Ireland takes on the hero role in soft launches
New game Heroes of Havoc is latest international tech product to debut here
Heroes of Havoc “is an incremental RPG in which the player assembles the best team of heroes and uses them to battle through a variety of game modes”
Ireland is, in many ways, an ideal spot for soft launches of new technology.
It’s English-speaking with a small, tech-savvy population, high social media penetration and more than 1.6 million smartphones in use.
Ireland also has a comparable standard of living to larger western audiences, so it serves as a microcosm of bigger markets.
Soft launches of consumer technology in this country dates as far back as Speed Freaks for the first PlayStation in the 1990s.
Since then, Ireland has become a hotbed for such launches. Companies which have soft-launched in Ireland include social media app YapMe, exchange betting site Matchbook and international website Jolitics (also founder of Bebo).

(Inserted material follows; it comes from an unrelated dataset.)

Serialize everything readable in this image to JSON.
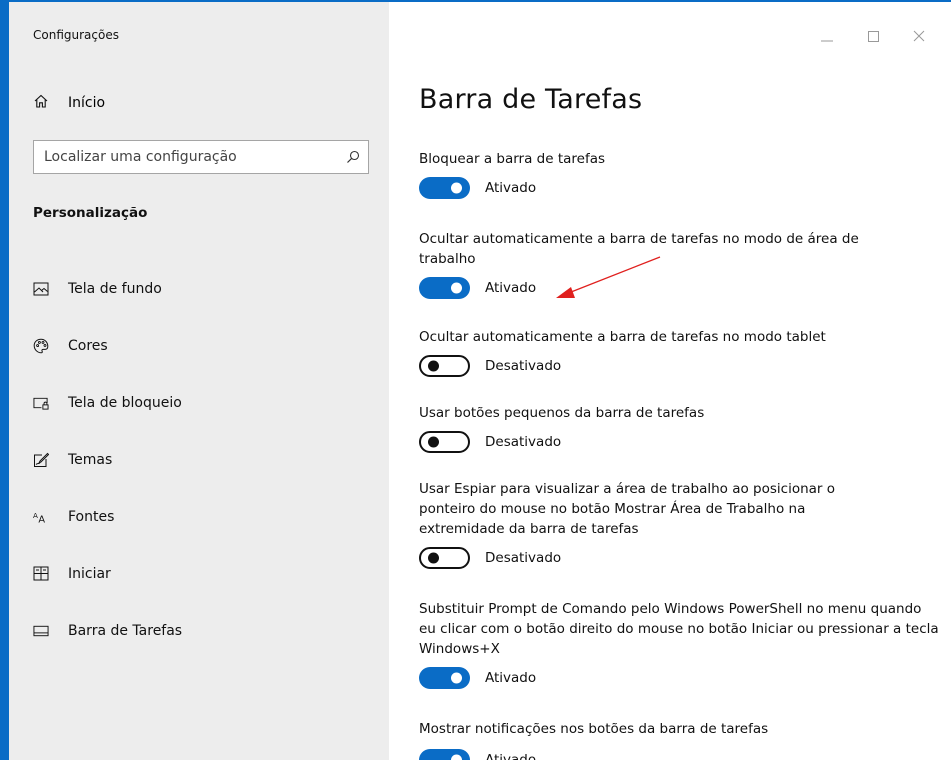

Using Irish testing grounds even extends to individual features for larger, more established brands. The Facebook emoji reactions were made available to Irish audiences first, for instance.
British developer Kiz Studios is the latest to use Ireland as a testing ground, with their mobile role-playing game Heroes of Havoc: Idle Adventures.
“Ireland is quite popular for soft-launching,” says Craig Albeck, director of promotions at Kiz.
“The territory is big enough that it gets the number of users we need to validate everything is working, but is small enough that it doesn’t generate mainstream [international] press attention. This allows us to generate a stronger impact when we are ready to launch globally.
“Players in Ireland have a similar profile to users in our initial target territories of the US and Europe. We use a few thousand soft-launch users to get basic data about how the customers are playing the game, if they are enjoying it, if they keep playing it and if they spend money. Once those metrics meet our expectations, then we prepare for the real launch.
“Being in Ireland has a few other advantages. For example, being an English-speaking territory it means we can begin the soft-launch phase before we finish localising the game into other languages.”
Role playing games (RPGs) are becoming an increasingly popular and crowded corner of the mobile market. At first glance, Heroes of Havoc’s description sounds familiar: “Heroes of Havoc is an incremental RPG in which the player assembles the best team of heroes from their collection and uses them to battle through a variety of game modes to gain experience, kill bosses and collect loot [virtual money],” says its press release.
Albeck says: “We were heavily influenced by early incremental and idle clickers; games like Cookie Clicker, Clicker Heroes and Adventure Capitalist. Those games were eating up a lot of people’s time around the office; they are very addictive even though they are very light on systems.
“On the other side, there are a lot of RPGs on mobile that have amazing progression and collection mechanics, but effectively auto-play through battles with very little user input required.
“Our game combines the constant upgrading, gradual improvement nature of incrementals, the immediacy of clicker games and the collection and meta-game progression mechanics of RPGs.”
Free-to-play mobile games can be a tricky balance, and some players can feel cheated by micro-transactions. This can happen when paying players are given unfair advantages over non-paying ones or when they have access to more content (such as playable characters).
Albeck describes the Heroes of Havoc model as a “fair free-to-play model”.
“We are doing a lot of things differently to most mobile games. Our game is virtually infinite in content, so we don’t need to slow players down,” he says.
“We have no progression gates, no energy system and no paywalls. Players can play whenever they want, however much they want and they will continue to progress through the campaign, levelling up their characters and collecting better and better loot.
“Every hero in our game can be unlocked by playing the game. Every piece of loot can be found by non-paying players. Any paid-for damage boosts have no effect in PvP [player versus player]. This allows for real balance between spenders and free players.”
Mobile gaming is often said to be a challenger to PC and console gaming. Some surveys estimate that there will be 6.1 billion smartphones in use by 2020.
However, Albeck doesn’t think mobile and home gaming are competitors: “There is no doubt that mobile gaming is continuing to grow very rapidly, but I think that many different forms of gaming can happily co-exist.
“While mobile grows, it’s not like console or PC gaming is shrinking. Although consumers have more devices and more forms of entertainment competing for their time, great games will attract players regardless of the platform they are on.”